About Graduate Studies in English

Building Ivy

The Graduate English Department, with more than 70 full-time faculty members and over 200 graduate students, was formed under the direction of A.S.P. Woodhouse in 1947 (although the first graduate degree was awarded in 1910). The success of its faculty and graduates alike contributes to its prestigious reputation as one of the strongest and most diverse graduate programs in North America. The distinguished graduate faculty represents a wide array of approaches to the study of literature that includes both rigorous historical scholarship and the innovations of new theoretical, cultural, and interdisciplinary methods. The research of recently hired faculty in African Literature, Queer Theory, Indigenous Literature, Asian North American Literature, and Gender Studies frequently intersects with the interests of faculty who work in historical periods, producing new clusters of expertise and fresh conjunctions of inquiry.

This rich variety is exemplified in the forty or more graduate courses that are offered every year in the Department on such topics as The Medieval Vernacular Book; Renaissance Tragedy; The Meditative Tradition in Western Literature and Art; Henry Fielding; Romanticism and Empire; Popular American Lyric; Theorizing Asian North American Studies: Globalization and Nation; Literary History and Identity Politics; and Poetry of Decolonization and Diaspora. These offerings are supplemented by the many courses offered in other affiliated departments and programs such as Comparative Literature, The Centre for Medieval Studies, the Pontifical Institute, Graduate Centre for the Study of Drama, and the Collaborative Programs in Women and Gender Studies, Women's Health,  Book History and Print Culture, South Asian Studies, Editing Medieval Texts, Jewish Studies, and Health Care, Technology, and Place. Robarts Library, one of the best university libraries in North America, provides a superb resource for scholarships. It is augmented by a number of specialized libraries, including the Thomas Fisher Rare Book Library.
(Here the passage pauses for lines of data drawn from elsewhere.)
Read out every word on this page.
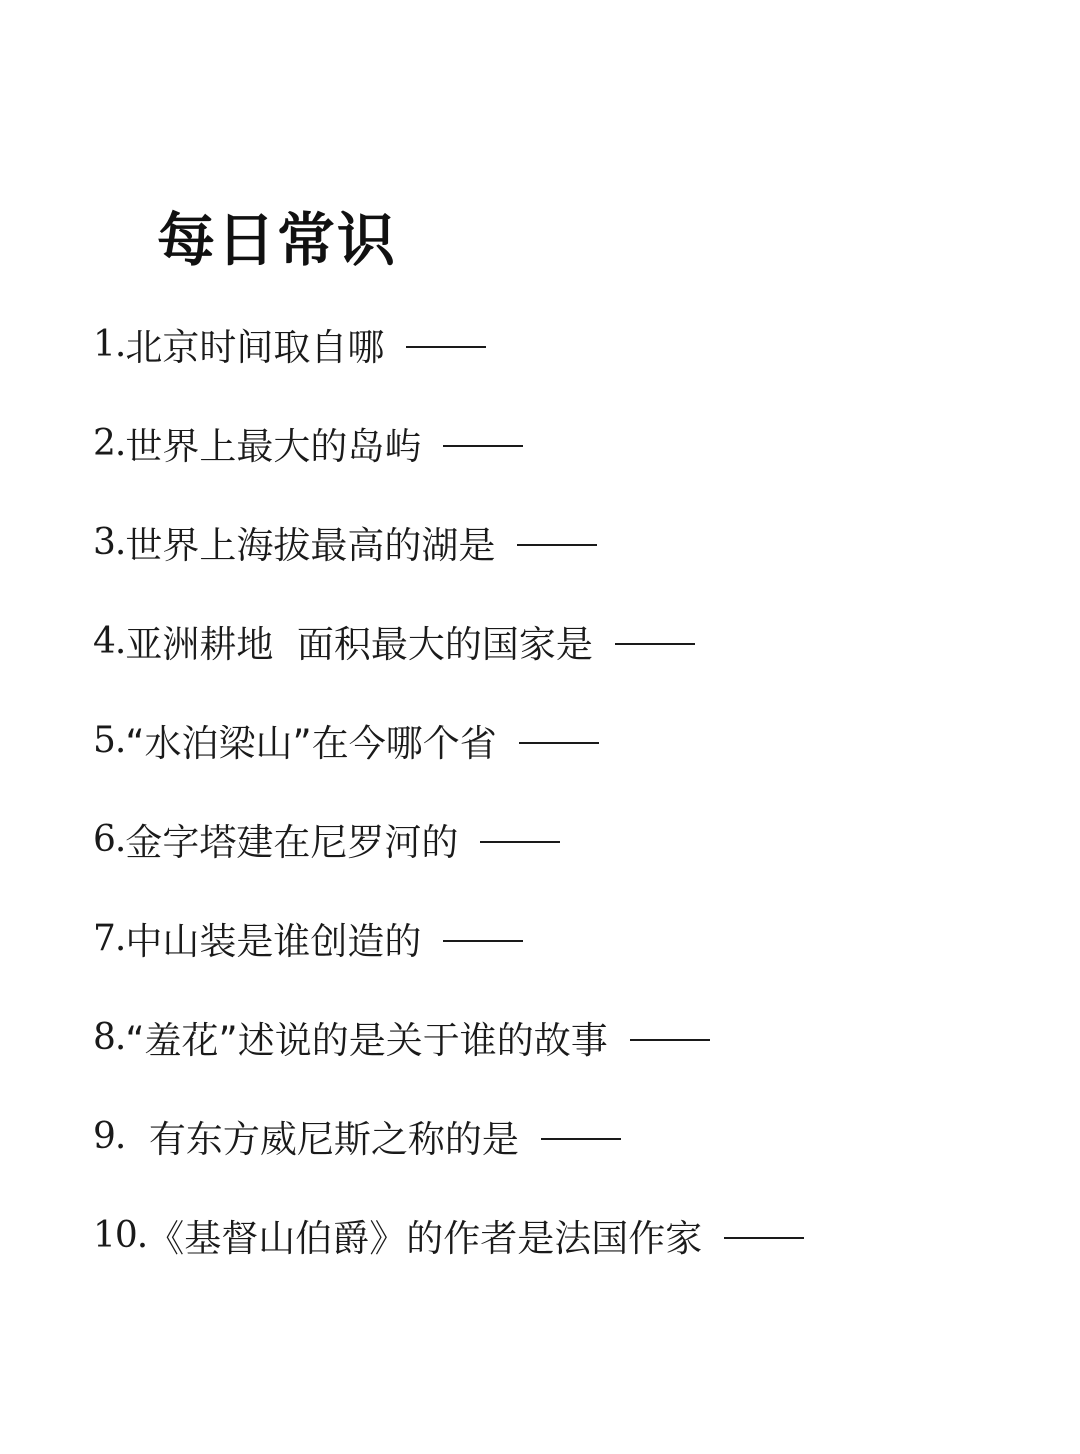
每日常识
1. 北京时间取自哪
2. 世界上最大的岛屿
3. 世界上海拔最高的湖是
4. 亚洲耕地  面积最大的国家是
5. “水泊梁山”在今哪个省
6. 金字塔建在尼罗河的
7. 中山装是谁创造的
8. “羞花”述说的是关于谁的故事
9. 有东方威尼斯之称的是
10. 《基督山伯爵》的作者是法国作家
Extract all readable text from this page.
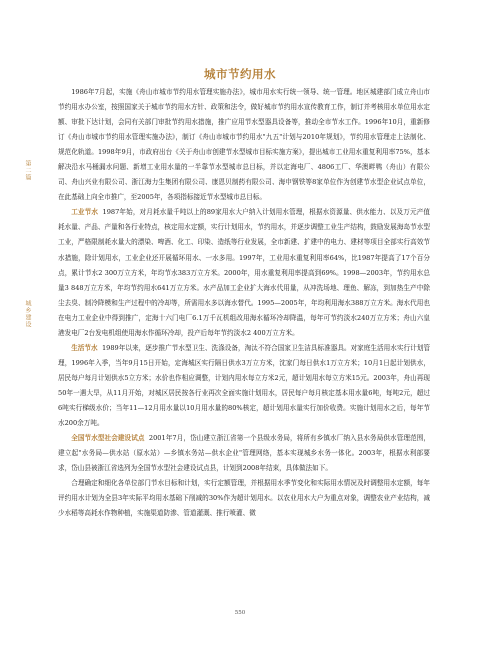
城市节约用水
第二篇
城乡建设

1986年7月起，实施《舟山市城市节约用水管理实施办法》，城市用水实行统一领导、统一管理。地区城建部门成立舟山市节约用水办公室，按照国家关于城市节约用水方针、政策和法令，做好城市节约用水宣传教育工作，制订并考核用水单位用水定额、审批下达计划，会同有关部门审批节约用水措施，推广应用节水型器具设备等，推动全市节水工作。1996年10月，重新修订《舟山市城市节约用水管理实施办法》，制订《舟山市城市节约用水"九五"计划与2010年规划》，节约用水管理走上法制化、规范化轨道。1998年9月，市政府出台《关于舟山市创建节水型城市目标实施方案》，提出城市工业用水重复利用率75%，基本解决沿水马桶漏水问题、新增工业用水量的一半靠节水型城市总目标，并以定海电厂、4806工厂、华澳畔鸭（舟山）有限公司、舟山兴业有限公司、浙江海力生集团有限公司、康恩贝制药有限公司、海申钢铁等8家单位作为创建节水型企业试点单位，在此基础上向全市推广，至2005年，各项指标接近节水型城市总目标。

工业节水 1987年始，对月耗水量千吨以上的89家用水大户纳入计划用水管理，根据水资源量、供水能力、以及万元产值耗水量、产品、产量和各行业特点，核定用水定额，实行计划用水，节约用水，并逐步调整工业生产结构，鼓励发展海岛节水型工业，严格限制耗水量大的漂染、啤酒、化工、印染、造纸等行业发展，全市新建、扩建中的电力、建材等项目全部实行高效节水措施，除计划用水，工业企业还开展循环用水、一水多用。1997年，工业用水重复利用率64%，比1987年提高了17个百分点，累计节水2 300万立方米，年均节水383万立方米。2000年，用水重复利用率提高到69%。1998—2003年，节约用水总量3 848万立方米，年均节约用水641万立方米。水产品加工企业扩大海水代用量，从冲洗场地、理鱼、解冻，到加热生产中除尘去臭、制冷降模和生产过程中的冷却等，所需用水多以海水替代。1995—2005年，年均利用海水388万立方米。海水代用也在电力工业企业中得到推广，定海十六门电厂6.1万千瓦机组改用海水循环冷却降温，每年可节约淡水240万立方米；舟山六皇港发电厂2台发电机组使用海水作循环冷却，投产后每年节约淡水2 400万立方米。

生活节水 1989年以来，逐步推广节水型卫生、洗涤设备，淘汰不符合国家卫生洁具标准器具。对家庭生活用水实行计划管理，1996年入季，当年9月15日开始，定海城区实行隔日供水3万立方米，沈家门每日供水1万立方米；10月1日起计划供水，居民每户每月计划供水5立方米；水价也作相应调整，计划内用水每立方米2元，超计划用水每立方米15元。2003年，舟山再现50年一遇大旱，从11月开始，对城区居民按各行业再次全面实施计划用水，居民每户每月核定基本用水量6吨，每吨2元，超过6吨实行梯级水价；当年11—12月用水量以10月用水量的80%核定，超计划用水量实行加价收费。实施计划用水之后，每年节水200余万吨。

全国节水型社会建设试点 2001年7月，岱山建立浙江省第一个县级水务局，将所有乡镇水厂纳入县水务局供水管理范围，建立起"水务局—供水站（原水站）—乡镇水务站—供水企业"管理网络，基本实现城乡水务一体化。2003年，根据水利部要求，岱山县被浙江省选列为全国节水型社会建设试点县，计划到2008年结束，具体做法如下。

合理确定和细化各单位部门节水目标和计划，实行定额管理，并根据用水季节变化和实际用水情况及时调整用水定额，每年评约用水计划为全县3年实际平均用水基础下削减的30%作为超计划用水。以农业用水大户为重点对象，调整农业产业结构，减少水稻等高耗水作物种植，实施渠道防渗、管道灌溉、推行喷灌、微

550
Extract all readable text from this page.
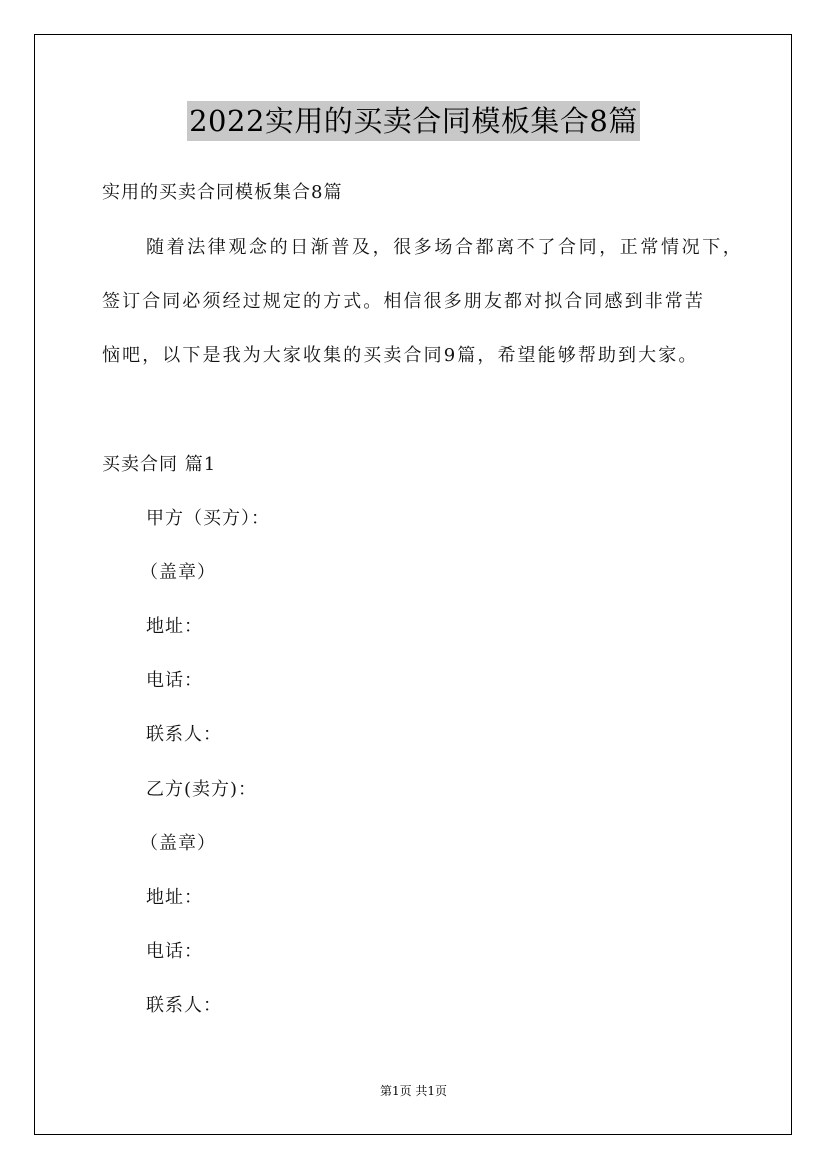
2022实用的买卖合同模板集合8篇
实用的买卖合同模板集合8篇
随着法律观念的日渐普及，很多场合都离不了合同，正常情况下，
签订合同必须经过规定的方式。相信很多朋友都对拟合同感到非常苦
恼吧，以下是我为大家收集的买卖合同9篇，希望能够帮助到大家。
买卖合同 篇1
甲方（买方）：
（盖章）
地址：
电话：
联系人：
乙方(卖方)：
（盖章）
地址：
电话：
联系人：
第1页 共1页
The Department offers programs of study leading to the Master of Arts (MA), the Master of Arts (MA) in the Field of Creative Writing, and Doctor of Philosophy (PhD) degrees. The programs aim to provide graduate students with a broad background in English, Canadian, American, and World Literature in English, and to give them a foundational knowledge of literary and cultural theory. Critical Topographies, for incoming MA students, is a required course that provides students with a set of maps with which to understand the discipline and its research methods (note that MA CRW students are not required to take this course). The mandatory Essential Skills Workshop Series introduces the incoming cohort of doctoral students to the essential skills they will need in order to succeed in the PhD Program in English and beyond. Another mandatory course for doctoral students in pedagogical theory and practice, Professing Literature, prepares them to be effective teachers, and Professional Development, typically taken in the 4th year, not only equips them for the job market but also teaches the professional skills they will need for the rest of their academic careers. The Department’s Job Placement Coordinator assists in preparing students for the job market, and the Department has an excellent record of placing its graduates in tenure-track positions in Canada, the United States, and abroad.